A federal court in Alabama ordered that a real estate agent and the owner of rental units the agent managed in Montgomery, Alabama, must pay damages to a low-income renter for sexual harassment. The agent had repeatedly tried to coerce the renter into having sex with him and then raised her rent and attempted to evict her when she refused. The ruling from the U.S. District Court in the Middle District of Alabama came late yesterday.
"Too often landlords and rental agents try to exploit low-income women who have few affordable rental options by demanding sex as a condition of housing," said Olivia Turner, the Executive Director of the American Civil Liberties Union of Alabama, which is representing the renter. "The court's order sends a loud and clear message that this form of exploitation is never acceptable."

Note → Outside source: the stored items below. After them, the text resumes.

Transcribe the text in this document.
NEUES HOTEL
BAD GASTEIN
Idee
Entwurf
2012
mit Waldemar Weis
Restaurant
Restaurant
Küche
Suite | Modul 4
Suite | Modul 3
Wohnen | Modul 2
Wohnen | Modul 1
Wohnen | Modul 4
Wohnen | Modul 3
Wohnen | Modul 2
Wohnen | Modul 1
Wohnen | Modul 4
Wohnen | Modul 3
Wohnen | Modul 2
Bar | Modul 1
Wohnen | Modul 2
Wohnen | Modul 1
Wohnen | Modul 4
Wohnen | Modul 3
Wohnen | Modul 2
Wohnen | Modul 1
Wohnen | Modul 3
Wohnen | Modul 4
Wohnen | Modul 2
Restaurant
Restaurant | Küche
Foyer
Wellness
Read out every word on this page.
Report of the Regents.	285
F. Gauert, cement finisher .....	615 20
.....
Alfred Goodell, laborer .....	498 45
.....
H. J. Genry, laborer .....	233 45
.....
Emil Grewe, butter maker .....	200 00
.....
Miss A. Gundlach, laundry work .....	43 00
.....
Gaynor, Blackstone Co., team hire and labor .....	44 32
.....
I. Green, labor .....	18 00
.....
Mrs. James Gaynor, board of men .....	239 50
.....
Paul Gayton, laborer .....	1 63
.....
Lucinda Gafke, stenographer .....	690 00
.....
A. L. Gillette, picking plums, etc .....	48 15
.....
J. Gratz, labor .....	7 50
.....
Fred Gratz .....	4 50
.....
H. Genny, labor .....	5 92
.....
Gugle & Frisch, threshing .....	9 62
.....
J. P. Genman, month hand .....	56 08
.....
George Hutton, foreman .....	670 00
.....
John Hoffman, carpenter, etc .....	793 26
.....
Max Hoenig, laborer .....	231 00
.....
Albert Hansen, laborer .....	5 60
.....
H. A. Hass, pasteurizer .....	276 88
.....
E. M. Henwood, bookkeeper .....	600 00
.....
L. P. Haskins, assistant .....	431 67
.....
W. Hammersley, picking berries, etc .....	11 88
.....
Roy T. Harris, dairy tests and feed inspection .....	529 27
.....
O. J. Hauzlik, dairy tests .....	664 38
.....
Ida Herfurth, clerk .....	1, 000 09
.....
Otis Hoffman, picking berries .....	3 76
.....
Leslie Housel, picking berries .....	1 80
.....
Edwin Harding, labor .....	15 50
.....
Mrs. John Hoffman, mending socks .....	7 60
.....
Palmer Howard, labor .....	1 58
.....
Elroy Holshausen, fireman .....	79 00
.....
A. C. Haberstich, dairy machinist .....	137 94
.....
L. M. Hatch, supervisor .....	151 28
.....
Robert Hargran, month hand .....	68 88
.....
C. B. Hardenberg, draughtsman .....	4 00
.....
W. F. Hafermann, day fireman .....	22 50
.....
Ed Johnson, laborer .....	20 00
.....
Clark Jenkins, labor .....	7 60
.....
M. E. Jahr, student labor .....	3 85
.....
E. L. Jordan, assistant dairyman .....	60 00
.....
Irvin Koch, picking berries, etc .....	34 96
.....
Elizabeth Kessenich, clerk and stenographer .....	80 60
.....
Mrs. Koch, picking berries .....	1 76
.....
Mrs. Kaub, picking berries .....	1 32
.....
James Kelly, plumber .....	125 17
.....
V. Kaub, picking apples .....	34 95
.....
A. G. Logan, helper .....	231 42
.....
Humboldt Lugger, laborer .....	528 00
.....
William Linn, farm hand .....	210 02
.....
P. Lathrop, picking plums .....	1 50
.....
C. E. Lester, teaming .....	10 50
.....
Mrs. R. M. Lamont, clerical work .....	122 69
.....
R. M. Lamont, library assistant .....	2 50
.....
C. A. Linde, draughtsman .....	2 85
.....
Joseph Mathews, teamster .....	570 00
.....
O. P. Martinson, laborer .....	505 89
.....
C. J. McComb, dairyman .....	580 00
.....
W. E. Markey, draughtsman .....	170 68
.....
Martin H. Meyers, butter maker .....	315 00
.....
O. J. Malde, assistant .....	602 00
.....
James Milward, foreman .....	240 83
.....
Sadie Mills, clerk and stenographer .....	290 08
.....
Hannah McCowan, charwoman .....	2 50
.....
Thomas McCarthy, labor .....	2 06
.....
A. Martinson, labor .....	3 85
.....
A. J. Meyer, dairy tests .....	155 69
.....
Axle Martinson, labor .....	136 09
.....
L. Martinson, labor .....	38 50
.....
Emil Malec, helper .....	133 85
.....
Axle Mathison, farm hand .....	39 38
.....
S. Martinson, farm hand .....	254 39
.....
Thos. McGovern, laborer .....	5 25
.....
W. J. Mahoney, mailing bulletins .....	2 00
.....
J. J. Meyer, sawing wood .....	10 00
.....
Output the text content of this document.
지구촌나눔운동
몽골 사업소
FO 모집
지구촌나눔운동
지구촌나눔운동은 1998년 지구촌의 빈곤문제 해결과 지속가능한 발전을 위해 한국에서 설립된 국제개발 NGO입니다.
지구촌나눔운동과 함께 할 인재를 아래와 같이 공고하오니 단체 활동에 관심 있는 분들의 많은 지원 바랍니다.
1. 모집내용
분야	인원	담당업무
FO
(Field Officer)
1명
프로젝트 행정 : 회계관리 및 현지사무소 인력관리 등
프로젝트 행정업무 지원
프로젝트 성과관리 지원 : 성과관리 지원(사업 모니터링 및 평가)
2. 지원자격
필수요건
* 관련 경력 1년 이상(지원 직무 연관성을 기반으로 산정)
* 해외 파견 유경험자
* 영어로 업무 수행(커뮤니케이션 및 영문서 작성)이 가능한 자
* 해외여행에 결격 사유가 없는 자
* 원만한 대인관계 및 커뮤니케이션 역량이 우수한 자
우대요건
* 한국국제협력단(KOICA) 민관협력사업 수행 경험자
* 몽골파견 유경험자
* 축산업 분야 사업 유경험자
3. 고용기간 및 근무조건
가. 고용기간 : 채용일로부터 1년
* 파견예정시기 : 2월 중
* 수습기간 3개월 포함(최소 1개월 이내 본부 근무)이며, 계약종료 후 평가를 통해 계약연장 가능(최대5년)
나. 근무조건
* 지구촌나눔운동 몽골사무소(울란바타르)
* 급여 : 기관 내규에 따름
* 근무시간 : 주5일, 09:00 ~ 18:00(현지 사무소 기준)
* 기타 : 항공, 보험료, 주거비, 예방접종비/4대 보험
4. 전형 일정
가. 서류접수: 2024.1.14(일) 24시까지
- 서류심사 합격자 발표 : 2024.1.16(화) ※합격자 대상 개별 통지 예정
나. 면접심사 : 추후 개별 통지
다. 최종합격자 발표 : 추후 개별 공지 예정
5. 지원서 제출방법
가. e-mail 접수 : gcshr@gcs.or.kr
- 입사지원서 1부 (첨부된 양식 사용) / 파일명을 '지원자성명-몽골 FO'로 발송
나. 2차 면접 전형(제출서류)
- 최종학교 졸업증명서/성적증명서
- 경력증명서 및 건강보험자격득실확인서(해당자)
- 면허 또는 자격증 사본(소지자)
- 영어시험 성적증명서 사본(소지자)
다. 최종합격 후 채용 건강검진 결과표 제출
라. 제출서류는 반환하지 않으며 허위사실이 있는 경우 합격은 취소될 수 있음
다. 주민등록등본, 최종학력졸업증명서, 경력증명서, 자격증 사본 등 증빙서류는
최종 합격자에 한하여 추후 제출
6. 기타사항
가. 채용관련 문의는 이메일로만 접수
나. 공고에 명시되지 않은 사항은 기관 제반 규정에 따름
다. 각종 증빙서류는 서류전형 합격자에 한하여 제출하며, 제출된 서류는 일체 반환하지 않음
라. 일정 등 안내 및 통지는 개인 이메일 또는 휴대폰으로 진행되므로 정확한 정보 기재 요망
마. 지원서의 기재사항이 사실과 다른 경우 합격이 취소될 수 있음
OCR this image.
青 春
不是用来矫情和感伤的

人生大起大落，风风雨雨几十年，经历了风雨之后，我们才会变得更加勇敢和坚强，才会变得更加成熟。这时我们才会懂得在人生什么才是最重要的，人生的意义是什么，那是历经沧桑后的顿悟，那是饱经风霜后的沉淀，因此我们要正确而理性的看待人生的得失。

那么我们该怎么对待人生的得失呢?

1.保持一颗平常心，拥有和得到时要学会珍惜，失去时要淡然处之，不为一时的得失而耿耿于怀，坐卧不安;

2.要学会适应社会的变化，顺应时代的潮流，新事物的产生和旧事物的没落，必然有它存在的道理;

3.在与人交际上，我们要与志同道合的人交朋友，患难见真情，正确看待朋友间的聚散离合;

The ACLU, the ACLU of Alabama, the Central Alabama Fair Housing Center, and Legal Services Alabama, Inc. filed a lawsuit against Elite Real Estate Consulting Group agent Jamarlo GumBayTay and landlord Matthew Bahr, on behalf of the renter, Yolanda Boswell, in 2007 charging that GumBayTay's sexual harassment and coercive tactics violated the federal Fair Housing Act, which prohibits discrimination in housing based on race, color, national origin, sex, religion, familial status and disability.
The court found both Bahr and GumBayTay at fault for GumBayTay's reprehensible behavior and awarded Boswell over $50,000 in damages. The court noted that Gumbaytay's sexual harassment was well documented by recorded phone conversations he had with Boswell in which he indicated that the amount of rent Boswell paid depended on whether she would have sex with him.